The word “reasonable” is key, and it can be tricky to identify, said Darcy Gruttadaro, director of the Centre for Workplace Mental Health at the American Psychiatric Association Foundation.
“It’s a process of negotiation,” Gruttadaro said. If an employer believes the accommodation request is not reasonable, they have to make the case for why that is; the onus is on the employee to prove they can perform their job duties with the accommodation.
“It’s not just anything goes,” she said. “If the employer believes it will be an undue burden, it will be costly, and they can make that case, then they don’t have to provide that accommodation.”
Examples of reasonable accommodations include a more flexible work schedule, time off for medical appointments and therapy, and a quieter work environment, said Cheryl Bates-Harris, a senior disability advocacy specialist at the National Disability Rights Network.
You don’t have to disclose a mental health disability in the workplace, but if you feel you need the accommodation to better perform your job, you almost always will need medical documentation, she said, which can take the form of a note from a doctor or therapist.

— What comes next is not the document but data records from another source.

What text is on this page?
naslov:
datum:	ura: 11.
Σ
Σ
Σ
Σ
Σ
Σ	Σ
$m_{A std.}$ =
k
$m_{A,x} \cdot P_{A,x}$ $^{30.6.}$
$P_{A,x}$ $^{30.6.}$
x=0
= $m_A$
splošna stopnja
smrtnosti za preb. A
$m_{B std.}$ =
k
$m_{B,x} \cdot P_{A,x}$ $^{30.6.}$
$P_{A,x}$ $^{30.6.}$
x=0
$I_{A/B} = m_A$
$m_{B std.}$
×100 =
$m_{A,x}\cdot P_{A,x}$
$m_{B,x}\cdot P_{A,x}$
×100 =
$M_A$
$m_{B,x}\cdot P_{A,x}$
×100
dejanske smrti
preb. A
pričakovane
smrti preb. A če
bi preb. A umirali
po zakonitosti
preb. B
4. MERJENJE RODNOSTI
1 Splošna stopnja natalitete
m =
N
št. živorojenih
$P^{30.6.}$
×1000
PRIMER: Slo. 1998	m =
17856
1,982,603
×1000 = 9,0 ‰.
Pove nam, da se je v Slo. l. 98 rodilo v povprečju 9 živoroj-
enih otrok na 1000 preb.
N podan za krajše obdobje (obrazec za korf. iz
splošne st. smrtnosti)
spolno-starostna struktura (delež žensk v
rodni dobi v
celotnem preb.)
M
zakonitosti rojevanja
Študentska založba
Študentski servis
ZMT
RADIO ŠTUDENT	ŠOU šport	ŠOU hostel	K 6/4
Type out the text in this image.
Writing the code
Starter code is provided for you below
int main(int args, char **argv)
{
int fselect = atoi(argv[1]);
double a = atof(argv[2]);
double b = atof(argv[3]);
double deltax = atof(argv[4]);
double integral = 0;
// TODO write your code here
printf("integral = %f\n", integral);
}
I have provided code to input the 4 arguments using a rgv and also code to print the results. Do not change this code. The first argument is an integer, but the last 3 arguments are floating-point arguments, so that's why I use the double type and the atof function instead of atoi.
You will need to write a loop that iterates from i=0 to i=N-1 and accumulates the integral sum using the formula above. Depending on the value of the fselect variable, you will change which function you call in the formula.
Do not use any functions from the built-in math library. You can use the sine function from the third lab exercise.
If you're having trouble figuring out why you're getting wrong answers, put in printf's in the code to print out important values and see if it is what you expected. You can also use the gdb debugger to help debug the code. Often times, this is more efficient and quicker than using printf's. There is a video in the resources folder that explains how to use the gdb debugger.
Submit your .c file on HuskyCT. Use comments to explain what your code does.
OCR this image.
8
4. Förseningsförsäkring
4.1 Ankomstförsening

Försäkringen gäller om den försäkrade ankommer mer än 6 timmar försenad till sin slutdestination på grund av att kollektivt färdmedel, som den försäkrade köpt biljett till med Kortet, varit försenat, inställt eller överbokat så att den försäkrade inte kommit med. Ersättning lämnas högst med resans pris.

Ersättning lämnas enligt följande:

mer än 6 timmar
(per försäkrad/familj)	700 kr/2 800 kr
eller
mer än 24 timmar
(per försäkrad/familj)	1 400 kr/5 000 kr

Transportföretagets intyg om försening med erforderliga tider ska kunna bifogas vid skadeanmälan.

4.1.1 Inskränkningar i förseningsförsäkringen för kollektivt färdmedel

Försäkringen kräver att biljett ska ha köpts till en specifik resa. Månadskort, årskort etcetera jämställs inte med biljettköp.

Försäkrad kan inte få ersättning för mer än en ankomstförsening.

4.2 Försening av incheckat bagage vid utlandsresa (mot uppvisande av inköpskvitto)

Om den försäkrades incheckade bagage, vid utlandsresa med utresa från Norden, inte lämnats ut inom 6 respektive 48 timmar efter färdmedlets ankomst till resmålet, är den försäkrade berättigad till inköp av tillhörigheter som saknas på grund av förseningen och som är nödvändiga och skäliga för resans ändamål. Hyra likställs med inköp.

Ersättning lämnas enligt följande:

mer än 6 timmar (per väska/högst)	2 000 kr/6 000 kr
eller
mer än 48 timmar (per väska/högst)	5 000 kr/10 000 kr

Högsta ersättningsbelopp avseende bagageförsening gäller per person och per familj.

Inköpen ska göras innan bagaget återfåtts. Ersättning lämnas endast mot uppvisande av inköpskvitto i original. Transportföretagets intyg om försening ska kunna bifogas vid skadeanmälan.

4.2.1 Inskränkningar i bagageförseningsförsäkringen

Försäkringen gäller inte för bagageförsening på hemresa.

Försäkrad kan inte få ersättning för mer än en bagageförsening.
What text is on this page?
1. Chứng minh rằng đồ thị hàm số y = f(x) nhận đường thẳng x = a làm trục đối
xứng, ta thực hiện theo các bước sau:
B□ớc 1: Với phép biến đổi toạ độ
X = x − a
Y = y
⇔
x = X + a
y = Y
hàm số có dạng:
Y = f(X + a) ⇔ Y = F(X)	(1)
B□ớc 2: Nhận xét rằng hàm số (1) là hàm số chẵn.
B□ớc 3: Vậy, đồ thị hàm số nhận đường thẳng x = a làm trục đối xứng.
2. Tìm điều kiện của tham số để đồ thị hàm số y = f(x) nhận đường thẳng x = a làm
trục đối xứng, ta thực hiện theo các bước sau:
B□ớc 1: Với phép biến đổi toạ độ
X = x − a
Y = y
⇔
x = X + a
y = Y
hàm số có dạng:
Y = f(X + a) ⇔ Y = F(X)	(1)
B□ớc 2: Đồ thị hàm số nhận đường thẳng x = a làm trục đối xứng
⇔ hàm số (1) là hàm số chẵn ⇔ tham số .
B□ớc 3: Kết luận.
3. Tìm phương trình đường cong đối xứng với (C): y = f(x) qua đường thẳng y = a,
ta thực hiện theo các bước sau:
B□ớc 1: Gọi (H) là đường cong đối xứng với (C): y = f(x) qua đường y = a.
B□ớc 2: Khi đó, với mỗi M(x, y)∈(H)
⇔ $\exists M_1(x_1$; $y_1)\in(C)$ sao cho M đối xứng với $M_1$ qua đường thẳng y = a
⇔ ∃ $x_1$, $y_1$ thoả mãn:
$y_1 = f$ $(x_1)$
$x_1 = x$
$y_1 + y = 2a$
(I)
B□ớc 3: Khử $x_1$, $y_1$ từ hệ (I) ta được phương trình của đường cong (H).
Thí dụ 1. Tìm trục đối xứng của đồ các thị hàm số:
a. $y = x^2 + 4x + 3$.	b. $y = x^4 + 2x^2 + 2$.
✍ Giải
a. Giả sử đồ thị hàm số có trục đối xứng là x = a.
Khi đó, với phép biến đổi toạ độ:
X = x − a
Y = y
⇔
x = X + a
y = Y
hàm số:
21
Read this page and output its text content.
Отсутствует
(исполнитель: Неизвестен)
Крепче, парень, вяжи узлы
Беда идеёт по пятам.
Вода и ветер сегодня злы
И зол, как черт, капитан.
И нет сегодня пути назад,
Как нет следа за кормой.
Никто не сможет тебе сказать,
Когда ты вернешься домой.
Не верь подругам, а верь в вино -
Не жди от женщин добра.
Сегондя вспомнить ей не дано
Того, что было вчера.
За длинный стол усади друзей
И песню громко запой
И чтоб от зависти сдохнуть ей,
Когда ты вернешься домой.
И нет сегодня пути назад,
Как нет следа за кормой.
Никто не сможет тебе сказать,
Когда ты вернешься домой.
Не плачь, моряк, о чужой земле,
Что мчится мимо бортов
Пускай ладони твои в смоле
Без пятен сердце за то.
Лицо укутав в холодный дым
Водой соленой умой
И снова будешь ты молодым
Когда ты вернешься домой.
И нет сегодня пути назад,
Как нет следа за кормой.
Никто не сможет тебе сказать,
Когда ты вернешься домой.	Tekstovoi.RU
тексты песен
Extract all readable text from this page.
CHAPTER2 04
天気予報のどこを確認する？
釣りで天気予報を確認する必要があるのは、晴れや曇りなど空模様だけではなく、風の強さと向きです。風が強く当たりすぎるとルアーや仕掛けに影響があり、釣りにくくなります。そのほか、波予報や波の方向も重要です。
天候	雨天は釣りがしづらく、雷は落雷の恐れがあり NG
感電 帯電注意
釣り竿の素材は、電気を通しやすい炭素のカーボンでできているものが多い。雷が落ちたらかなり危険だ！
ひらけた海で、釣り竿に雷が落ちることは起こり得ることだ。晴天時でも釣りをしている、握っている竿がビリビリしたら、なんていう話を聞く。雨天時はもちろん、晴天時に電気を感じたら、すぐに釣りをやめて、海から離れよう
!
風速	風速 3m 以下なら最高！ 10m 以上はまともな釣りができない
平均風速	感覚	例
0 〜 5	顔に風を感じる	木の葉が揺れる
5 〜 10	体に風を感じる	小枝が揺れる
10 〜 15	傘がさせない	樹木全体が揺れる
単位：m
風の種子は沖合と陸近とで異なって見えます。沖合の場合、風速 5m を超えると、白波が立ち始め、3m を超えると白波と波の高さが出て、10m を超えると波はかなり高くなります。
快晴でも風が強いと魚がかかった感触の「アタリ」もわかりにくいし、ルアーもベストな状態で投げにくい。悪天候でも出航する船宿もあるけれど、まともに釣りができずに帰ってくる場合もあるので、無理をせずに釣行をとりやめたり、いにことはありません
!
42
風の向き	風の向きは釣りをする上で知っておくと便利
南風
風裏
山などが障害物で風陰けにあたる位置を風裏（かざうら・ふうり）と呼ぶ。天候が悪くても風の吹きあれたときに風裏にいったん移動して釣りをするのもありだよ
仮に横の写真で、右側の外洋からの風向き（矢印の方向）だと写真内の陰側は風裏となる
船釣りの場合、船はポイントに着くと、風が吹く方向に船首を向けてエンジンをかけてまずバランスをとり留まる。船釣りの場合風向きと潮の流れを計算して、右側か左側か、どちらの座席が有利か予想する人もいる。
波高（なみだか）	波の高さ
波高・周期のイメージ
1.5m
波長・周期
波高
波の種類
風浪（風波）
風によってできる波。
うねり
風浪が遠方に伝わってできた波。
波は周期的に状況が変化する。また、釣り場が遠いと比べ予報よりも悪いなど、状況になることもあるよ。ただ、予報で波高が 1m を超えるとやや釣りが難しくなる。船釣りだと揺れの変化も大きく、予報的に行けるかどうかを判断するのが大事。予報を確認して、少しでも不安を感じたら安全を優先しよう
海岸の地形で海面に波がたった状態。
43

If you have a supportive manager and you feel comfortable disclosing a mental health condition, Gruttadaro recommended talking directly to them about an accommodation.
If you do not feel comfortable going to your manager, you can speak with your company’s human resources department.
“This is a really difficult time for all of us,” Gruttadaro said. “The more employers can be flexible and really think about reassuring people coming back to the workplace, and being open and communicative and really checking in, they may be able to reduce the high levels of anxiety that many people are experiencing.”